June 18. McKENNAN, Circuit Judge. Judgment of district court affirmed.

NOTE [from original report]. The rule laid down in this ease, as to the measure of damages on a wrongful conversion of stock was adopted by the New York court of appeals in Baker v. Drake (1873) 53 N. Y. 211, where the cases are reviewed by Rappallo, J., overruling Markham v. Jaudon. 41 N. Y. 233. In Pennsylvania, however, it has been frequently said that the measure of damages is the highest price of the stock between the time of contract to return, or the time of conversion, and the date of the trial.
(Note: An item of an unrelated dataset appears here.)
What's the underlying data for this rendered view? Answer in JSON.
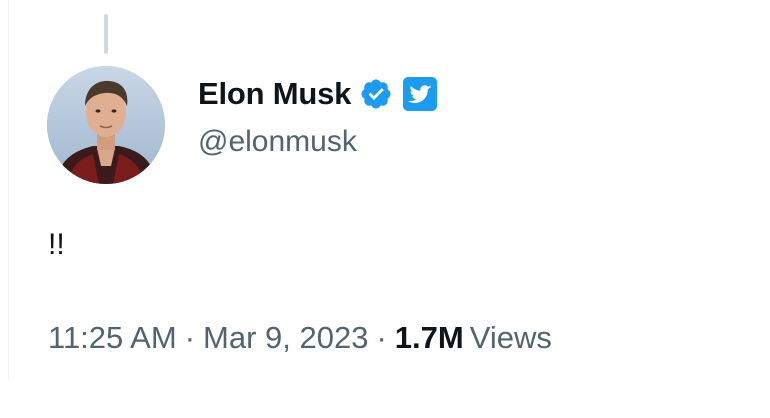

See Bank of Montgomery v. Reese, 2 Casey [26 Pa. St.] 143; Reitenbaugh v. Ludwick, 7 Casey [31 Pa. St.] 131; Musgrave v. Beckendorff, 3 P. F. Smith [53 Pa. St.] 310; Persch v. Quiggle, 7 P. F. Smith [57 Pa. St.] 247. This rule has been limited, however, to cases where it is the duty of the defendant “to deliver the stocks at a particular time, and that duty has not been fulfilled.” Phillips' Appeal, 18 P. F. Smith [68 Pa. St.] 130; Neiler v. Kelley, 19 P. F. Smith [69 Pa. St.] 403; Work v. Bennett, 20 P. F. Smith [70 Pa. St.] 487.